Une caractéristique importante du virus est la « transduction généralisée », où au lieu de son propre ADN, de grands fragments de l’ADN de l’hôte bactérien sont emballés dans la tête du phage. Contrairement au phage lambda, la transduction généralisée par le phage P1 peut mobiliser environ 100 kb d’ADN hôte entre deux souches bactériennes hôtes. Lors de la transduction dans une souche bactérienne réceptrice, les gènes bactériens s’intègrent occasionnellement dans le génome de l’hôte par recombinaison spécifique au site. Par conséquent, la bactérie transduite ne se lyse pas et ne subit aucune toxicité de l’infection virale.

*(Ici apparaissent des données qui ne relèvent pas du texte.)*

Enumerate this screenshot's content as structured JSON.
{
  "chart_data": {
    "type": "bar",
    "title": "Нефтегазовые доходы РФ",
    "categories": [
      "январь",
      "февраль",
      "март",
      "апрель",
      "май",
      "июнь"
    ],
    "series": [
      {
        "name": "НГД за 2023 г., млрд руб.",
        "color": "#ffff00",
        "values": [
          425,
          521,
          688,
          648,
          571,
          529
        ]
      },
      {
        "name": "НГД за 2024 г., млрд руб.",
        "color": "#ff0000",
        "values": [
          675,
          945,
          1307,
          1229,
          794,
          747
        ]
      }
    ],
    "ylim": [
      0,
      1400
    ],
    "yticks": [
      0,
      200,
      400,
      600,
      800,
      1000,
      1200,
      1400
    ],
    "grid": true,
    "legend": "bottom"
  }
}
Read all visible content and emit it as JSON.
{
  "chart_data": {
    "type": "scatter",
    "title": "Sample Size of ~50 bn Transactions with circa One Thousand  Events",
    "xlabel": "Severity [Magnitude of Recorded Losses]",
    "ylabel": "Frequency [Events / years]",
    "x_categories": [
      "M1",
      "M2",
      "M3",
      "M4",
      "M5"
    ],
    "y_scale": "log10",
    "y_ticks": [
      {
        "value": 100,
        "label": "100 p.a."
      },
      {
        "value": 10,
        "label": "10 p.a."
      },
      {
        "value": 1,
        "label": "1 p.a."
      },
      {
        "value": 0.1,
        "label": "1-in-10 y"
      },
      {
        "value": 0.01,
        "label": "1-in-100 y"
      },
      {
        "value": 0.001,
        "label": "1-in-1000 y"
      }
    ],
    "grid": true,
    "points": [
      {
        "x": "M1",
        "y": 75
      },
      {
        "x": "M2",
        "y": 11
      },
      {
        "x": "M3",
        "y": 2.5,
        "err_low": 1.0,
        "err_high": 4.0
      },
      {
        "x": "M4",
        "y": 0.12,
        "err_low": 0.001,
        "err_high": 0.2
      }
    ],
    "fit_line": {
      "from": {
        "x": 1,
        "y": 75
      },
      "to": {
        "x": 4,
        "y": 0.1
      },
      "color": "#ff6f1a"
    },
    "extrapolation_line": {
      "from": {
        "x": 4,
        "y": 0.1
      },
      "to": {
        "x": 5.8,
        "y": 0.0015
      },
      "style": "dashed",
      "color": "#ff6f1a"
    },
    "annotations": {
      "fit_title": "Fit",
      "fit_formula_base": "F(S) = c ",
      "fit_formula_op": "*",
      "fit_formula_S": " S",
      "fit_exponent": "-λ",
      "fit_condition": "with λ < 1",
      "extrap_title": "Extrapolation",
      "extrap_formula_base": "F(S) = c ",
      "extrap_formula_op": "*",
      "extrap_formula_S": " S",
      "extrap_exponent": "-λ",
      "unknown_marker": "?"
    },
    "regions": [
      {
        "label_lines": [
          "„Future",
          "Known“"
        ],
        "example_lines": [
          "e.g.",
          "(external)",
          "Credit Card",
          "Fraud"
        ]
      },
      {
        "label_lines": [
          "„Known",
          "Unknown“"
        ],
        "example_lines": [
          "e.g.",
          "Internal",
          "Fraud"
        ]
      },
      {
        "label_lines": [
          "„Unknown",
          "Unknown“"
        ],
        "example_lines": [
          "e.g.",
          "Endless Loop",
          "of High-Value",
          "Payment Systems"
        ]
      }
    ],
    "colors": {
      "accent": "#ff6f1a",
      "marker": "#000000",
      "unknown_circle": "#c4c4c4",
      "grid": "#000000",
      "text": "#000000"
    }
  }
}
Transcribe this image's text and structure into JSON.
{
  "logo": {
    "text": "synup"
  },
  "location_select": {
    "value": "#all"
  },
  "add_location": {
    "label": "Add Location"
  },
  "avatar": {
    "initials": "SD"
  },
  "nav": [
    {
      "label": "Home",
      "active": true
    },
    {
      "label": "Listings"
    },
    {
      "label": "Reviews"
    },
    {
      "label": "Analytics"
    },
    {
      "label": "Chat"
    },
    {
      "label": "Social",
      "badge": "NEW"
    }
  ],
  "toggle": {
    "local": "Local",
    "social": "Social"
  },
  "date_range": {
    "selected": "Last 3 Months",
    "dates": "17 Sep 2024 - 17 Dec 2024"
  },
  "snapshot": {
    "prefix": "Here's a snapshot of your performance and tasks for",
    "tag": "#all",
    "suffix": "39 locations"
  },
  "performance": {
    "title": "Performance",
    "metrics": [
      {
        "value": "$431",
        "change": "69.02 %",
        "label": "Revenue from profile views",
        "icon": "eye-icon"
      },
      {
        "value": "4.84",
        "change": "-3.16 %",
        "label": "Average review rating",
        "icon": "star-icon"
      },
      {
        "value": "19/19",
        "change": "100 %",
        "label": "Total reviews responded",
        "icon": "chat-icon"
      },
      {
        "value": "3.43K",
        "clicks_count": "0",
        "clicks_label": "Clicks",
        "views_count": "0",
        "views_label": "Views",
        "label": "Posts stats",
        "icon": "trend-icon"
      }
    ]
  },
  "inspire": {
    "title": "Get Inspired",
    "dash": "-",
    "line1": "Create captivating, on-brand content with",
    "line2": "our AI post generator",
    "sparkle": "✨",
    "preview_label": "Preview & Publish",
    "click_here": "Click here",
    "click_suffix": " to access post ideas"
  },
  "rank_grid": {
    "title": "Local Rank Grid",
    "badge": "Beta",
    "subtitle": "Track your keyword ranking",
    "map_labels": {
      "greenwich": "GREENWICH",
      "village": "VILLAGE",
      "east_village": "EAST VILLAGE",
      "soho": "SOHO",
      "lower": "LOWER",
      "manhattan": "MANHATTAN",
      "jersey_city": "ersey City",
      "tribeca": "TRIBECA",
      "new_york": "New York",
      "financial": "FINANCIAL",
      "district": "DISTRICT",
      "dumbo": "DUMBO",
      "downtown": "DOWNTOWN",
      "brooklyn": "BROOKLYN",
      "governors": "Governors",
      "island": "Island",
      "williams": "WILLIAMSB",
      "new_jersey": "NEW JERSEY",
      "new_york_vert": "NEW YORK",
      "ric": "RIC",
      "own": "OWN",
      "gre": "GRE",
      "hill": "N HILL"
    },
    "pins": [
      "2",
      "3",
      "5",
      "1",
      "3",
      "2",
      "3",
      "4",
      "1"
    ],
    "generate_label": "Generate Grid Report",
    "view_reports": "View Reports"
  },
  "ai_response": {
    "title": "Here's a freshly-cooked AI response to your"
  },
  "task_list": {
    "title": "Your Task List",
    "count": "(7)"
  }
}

La gamme d’hôtes du phage P1 est E. coli qui appartient aux Gammaproteobacteria et Enterobacteriaceae. Par conséquent, la distribution de ce phage reflète celle de son hôte ubiquitaire. La transmission du virus implique une pénétration uniforme du tube de queue interne dans le périplasme d’E. coli et le déplacement de la plaque de base à l’écart de la membrane externe pendant la contraction de la queue. Les fibres de la queue se lient à un récepteur spécifique de l’hôte qui est une fraction de glucose sur le noyau lipopolysaccharide de la membrane bactérienne externe. Une trans-glycosylase lytique facilite la pénétration de la paroi cellulaire bactérienne et l’éjection de l’ADN du phage dans l’hôte. Une protéine « Sim » est rapidement produite qui confère une immunité à l’hôte bactérien, excluant les autres phages envahisseurs. Lors de l’entrée dans l’hôte, l’ADN introduit reste lié à deux protéines codées par le phage appelées DarA et DarB (une MTR et une hélicase) qui rendent l’ADN viral résistant à la digestion par les endonucléases de restriction de type I entérobactériennes. Comme le récepteur glycolipidique d’E. coli pour le phage P1 est commun à plusieurs bactéries Gram-négatives, la particule virale peut s’adsorber sur la paroi externe et injecter de l’ADN dans le cytoplasme de nombreuses bactéries. Cependant, elle ne peut pas subir de réplication ultérieure dans ces espèces bactériennes. La découverte de séquences ressemblant aux recombinases Cre du phage P1 dans des métaviromes provenant d’environnements complexes et d’entérobactéries suggère que des travaux supplémentaires sont nécessaires pour élucider la biologie de ces phages dans différents environnements et hôtes. Le séquençage comparatif du génome des virus apparentés à P1 (par exemple, les Punalikevirus non classés, à savoir le phage D6, le phage phiW39, le phage RCS47 et le phage SJ46 identifiés à partir de diverses entérobactéries) est susceptible de révéler des informations sur les nouveaux processus d’encapsulation de l’ADN viral, de recombinaison spécifique au site et d’immunité.